Physics-Aware Deep Learning and Dynamical Systems: Hybrid Modeling and Generalization. (Apprentissage profond pour la physique et les systèmes dynamiques : modélisation hybride et généralisation)
Yuan Yin
Sorbonne University, Paris, France, Jun 2023
Yuan Yin received the Accessit to the AFIA IA 2024 Thesis Prize for his PhD thesis “Physics-Aware Deep Learning and Dynamical Systems: Hybrid Modeling and Generalization” supervised by Patrick Gallinari. See https://afia.asso.fr/le-prix-de-these-afia/.

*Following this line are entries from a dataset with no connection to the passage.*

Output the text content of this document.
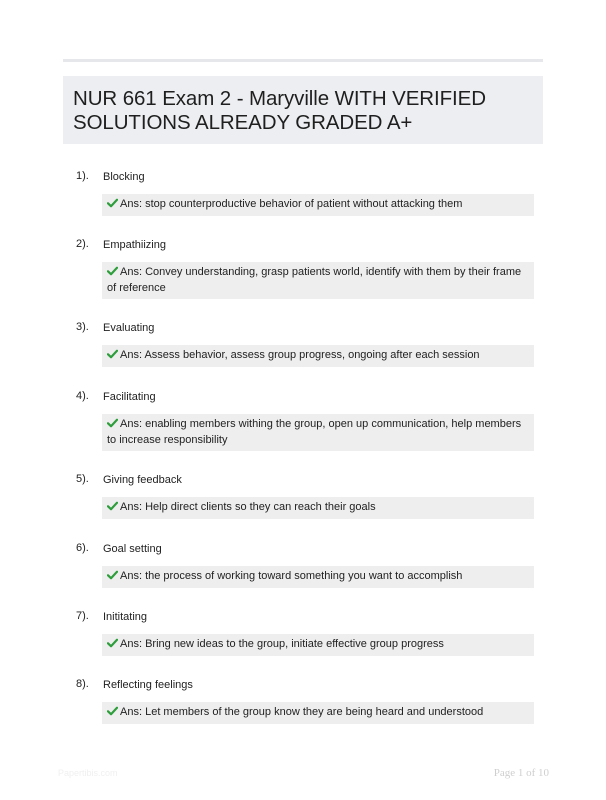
NUR 661 Exam 2 - Maryville WITH VERIFIED SOLUTIONS ALREADY GRADED A+
1). Blocking
Ans: stop counterproductive behavior of patient without attacking them
2). Empathiizing
Ans: Convey understanding, grasp patients world, identify with them by their frame of reference
3). Evaluating
Ans: Assess behavior, assess group progress, ongoing after each session
4). Facilitating
Ans: enabling members withing the group, open up communication, help members to increase responsibility
5). Giving feedback
Ans: Help direct clients so they can reach their goals
6). Goal setting
Ans: the process of working toward something you want to accomplish
7). Inititating
Ans: Bring new ideas to the group, initiate effective group progress
8). Reflecting feelings
Ans: Let members of the group know they are being heard and understood
Papertibis.com	Page 1 of 10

Deep learning has made significant progress in various fields and has emerged as a promising tool for modeling physical dynamical phenomena that exhibit highly nonlinear relationships. However, existing approaches are limited in their ability to make physically sound predictions due to the lack of prior knowledge and to handle real-world scenarios where data comes from multiple dynamics or is irregularly distributed in time and space. This thesis aims to overcome these limitations in the following directions: improving neural network-based dynamics modeling by leveraging physical models through hybrid modeling; extending the generalization power of dynamics models by learning commonalities from data of different dynamics to extrapolate to unseen systems; and handling free-form data and continuously predicting phenomena in time and space through continuous modeling. We highlight the versatility of deep learning techniques, and the proposed directions show promise for improving their accuracy and generalization power, paving the way for future research in new applications.